Today’s question comes from Cody from Twitter.

Is it okay if the first death of a character (a minor or major one) happens early on in the first or second chapter of a book?

Taken to its extremes, the question splits into two. One. Is it okay to kill a character at the end of a book? Certainly. We’ve seen heroes die on the last page so often it became a cliché. Two. Is it okay then to kill a character at the beginning of a story? How early is too early? First act? First chapter? First Page?

Why stop there? We could kill a character before the story begins. That’s what thousands of murder mystery authors have done in their books. A body has been discovered, and it kicks the story into motion. So I don’t think there’s anything like too early.
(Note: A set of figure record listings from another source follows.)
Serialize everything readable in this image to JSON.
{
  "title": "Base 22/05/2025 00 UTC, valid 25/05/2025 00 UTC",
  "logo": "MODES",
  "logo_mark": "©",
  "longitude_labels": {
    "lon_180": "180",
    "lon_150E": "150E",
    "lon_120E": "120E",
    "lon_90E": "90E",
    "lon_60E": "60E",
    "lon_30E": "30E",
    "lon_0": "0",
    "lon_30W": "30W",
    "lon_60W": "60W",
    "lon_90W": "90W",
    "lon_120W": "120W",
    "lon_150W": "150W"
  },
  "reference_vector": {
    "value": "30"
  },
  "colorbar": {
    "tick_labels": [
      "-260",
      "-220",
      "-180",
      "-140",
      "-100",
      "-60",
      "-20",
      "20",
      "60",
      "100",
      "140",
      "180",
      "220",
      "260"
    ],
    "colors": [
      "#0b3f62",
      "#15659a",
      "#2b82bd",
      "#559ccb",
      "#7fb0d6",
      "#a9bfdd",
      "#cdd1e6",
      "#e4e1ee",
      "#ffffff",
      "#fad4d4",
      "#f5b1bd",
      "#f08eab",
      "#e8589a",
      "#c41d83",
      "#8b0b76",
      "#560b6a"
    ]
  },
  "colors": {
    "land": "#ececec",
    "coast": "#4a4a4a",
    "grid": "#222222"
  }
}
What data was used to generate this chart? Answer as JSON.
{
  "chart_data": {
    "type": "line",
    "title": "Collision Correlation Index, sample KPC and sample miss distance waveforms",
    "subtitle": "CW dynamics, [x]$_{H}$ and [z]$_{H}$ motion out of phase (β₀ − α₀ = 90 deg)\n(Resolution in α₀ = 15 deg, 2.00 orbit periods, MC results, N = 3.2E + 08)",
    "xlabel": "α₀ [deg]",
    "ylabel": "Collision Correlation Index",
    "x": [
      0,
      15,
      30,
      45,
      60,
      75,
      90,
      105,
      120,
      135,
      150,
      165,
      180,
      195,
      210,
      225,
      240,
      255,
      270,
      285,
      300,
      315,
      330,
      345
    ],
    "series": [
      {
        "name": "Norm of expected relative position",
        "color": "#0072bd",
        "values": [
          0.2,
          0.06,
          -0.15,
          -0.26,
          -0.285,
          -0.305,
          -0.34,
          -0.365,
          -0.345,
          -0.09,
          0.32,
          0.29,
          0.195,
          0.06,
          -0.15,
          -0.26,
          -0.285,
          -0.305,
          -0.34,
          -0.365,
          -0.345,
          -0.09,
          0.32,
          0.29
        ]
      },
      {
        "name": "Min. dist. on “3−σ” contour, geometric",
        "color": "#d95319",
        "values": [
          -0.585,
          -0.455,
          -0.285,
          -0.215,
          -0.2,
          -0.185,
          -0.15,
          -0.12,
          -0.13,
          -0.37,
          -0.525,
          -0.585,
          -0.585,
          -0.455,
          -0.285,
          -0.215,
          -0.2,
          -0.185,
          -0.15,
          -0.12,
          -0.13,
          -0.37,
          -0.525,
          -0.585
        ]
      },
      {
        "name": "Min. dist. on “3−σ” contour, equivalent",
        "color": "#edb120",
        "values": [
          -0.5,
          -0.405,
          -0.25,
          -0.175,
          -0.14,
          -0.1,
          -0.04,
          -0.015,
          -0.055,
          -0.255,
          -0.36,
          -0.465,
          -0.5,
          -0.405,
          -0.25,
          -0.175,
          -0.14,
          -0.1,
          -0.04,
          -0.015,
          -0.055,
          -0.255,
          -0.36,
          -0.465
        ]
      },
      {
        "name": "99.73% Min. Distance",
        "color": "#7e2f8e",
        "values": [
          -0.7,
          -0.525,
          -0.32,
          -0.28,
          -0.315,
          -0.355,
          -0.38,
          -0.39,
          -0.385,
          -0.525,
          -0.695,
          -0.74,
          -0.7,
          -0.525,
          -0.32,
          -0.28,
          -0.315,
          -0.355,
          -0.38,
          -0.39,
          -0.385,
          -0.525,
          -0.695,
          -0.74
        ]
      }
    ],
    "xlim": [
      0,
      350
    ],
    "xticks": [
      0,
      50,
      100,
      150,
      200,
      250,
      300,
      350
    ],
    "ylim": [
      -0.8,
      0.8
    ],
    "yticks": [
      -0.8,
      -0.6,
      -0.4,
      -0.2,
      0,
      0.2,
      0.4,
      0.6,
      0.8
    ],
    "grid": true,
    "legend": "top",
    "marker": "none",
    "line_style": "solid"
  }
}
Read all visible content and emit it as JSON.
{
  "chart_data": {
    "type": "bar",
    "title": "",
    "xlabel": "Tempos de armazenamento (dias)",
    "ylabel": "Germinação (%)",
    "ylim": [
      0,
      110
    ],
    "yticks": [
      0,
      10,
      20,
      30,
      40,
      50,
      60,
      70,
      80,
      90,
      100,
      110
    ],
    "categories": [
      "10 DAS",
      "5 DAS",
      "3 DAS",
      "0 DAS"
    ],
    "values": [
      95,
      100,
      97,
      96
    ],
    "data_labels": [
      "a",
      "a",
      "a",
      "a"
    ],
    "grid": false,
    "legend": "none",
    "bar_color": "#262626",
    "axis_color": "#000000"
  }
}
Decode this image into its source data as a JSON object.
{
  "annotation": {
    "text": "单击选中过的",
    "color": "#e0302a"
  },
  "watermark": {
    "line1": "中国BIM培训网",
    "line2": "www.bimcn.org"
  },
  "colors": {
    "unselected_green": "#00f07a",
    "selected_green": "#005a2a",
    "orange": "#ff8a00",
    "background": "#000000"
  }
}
This leads us to a more nuanced question:

What Does Death Mean to a Story?

The dead guy who’d been discovered dead by his butler at the beginning of a murder mystery? You couldn’t care less about him.

But what about the deaths of Fred Weasley? Or Syrius Black? Or Ned Stark? Not so easy to brush off, are they?

It has to do with meaning.

Deaths that happen early on in the story (or deaths of someone unrelated to the main plot) will have little meaning for the reader and are only meaningful as far as a way of showing other characters’ reactions to a death of someone close to them.

This is where many writers overdo it. They write a scene that’s too emotional; tears flow in rivers. But all the loved ones wail to no avail because the person in the casket didn’t mean much to the reader. How you write death needs to align with how your readers are likely to feel about it. Getting it right is tricky.

The best deaths, the kind of deaths that make your readers reach for the tissue box, are the ones that you don’t want to write.

If you want to tell a story where death is meaningful, kill a character who had the strongest reasons to live.